Cameron Pay Issue Back as Female Minister Refuses FixRobert Hutton
The female minister promoted by Prime Minister David Cameron for a lower salary than her male predecessor refused a pay supplement from the Conservative Party last night, saying it would be incompatible with her role.
Tina Stowell was named Leader of the House of Lords on July 15, as Cameron boosted the number of women in his Cabinet in an effort to change his party’s image. Because there is a cap on the number of people receiving Cabinet salaries, and he wished to keep former Foreign Secretary William Hague on full pay, Stowell was asked to do the job for 22,147 pounds ($38,000) less than the man who did the job before her, Jonathan Hill.
Three hours after Bloomberg News reported this last week, the Conservative Party said it would make up the difference, enabling Cameron to reject taunts in Parliament, saying she would “do the same job as her predecessor” and “receive the same money.” That line collapsed yesterday when Stowell said she couldn’t accept the money.
“My responsibilities as Leader of the House extend beyond the Conservative benches to all parts of the chamber and to the House as a whole,” Stowell wrote in a letter to fellow members of the unelected chamber. “I feel it only right therefore that my salary comes from a single source, and that source should be the public purse.”
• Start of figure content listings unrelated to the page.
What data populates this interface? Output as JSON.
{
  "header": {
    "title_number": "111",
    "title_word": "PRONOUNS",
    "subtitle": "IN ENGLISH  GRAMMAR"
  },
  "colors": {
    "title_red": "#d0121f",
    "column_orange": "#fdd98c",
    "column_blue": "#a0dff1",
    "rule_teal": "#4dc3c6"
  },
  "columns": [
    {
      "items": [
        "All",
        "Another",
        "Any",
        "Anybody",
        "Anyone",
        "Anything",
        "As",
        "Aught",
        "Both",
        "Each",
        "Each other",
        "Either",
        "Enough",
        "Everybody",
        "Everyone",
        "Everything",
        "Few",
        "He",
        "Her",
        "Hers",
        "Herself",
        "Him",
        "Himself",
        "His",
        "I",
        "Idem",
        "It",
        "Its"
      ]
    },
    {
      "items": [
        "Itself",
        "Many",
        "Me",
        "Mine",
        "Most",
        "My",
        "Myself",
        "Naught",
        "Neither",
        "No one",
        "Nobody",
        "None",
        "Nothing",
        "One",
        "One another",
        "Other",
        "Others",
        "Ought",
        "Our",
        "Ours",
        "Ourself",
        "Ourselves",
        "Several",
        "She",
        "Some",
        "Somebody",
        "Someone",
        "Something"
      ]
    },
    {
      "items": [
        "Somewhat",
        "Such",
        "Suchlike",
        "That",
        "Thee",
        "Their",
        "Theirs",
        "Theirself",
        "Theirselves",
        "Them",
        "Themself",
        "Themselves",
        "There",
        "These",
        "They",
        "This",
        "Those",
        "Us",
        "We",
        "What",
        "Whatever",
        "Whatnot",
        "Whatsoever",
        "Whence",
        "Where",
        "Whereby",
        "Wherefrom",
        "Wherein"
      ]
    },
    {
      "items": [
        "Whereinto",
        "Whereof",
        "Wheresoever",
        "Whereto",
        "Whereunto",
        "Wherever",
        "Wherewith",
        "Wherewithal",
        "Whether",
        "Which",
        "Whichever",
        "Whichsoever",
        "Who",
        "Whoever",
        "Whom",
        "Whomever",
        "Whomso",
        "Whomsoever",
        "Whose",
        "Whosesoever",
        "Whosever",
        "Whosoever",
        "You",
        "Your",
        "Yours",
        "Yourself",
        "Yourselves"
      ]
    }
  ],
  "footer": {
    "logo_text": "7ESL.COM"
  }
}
Stowell was summoned to the Lords on July 16 to defend the downgrading of the status of her role in the upper house, in a session which saw the Prime Minister’s decision attacked from all sides. Lawmakers questioned how she could perform her constitutional duty of representing all members of the chamber while taking a fifth of her pay from the Conservatives.
In a letter yesterday to the Association of Conservative Peers, Cameron said the situation was “a purely temporary one, which I will want to rectify at the earliest opportunity.” He said he would do so “immediately” after the May 2015 general election, if he wins it, “if no opportunity has arisen to do so over the coming nine months.”
He said the decision to refuse Tory funds and so be paid less was Stowell’s, “for reasons I completely understand.”
The Fawcett Society, which campaigns for equal pay and says women in the U.K. earn 85 percent as much as men doing equivalent work, said it is “concerned” that Stowell will have lower pay and status than her male predecessor.
“The government should be leading by example,” Daisy Sands, the group’s head of policy and campaigns said in an e-mailed statement. “This sends the wrong message at a time when the gender pay gap for all employees widened again for the first time in five years.”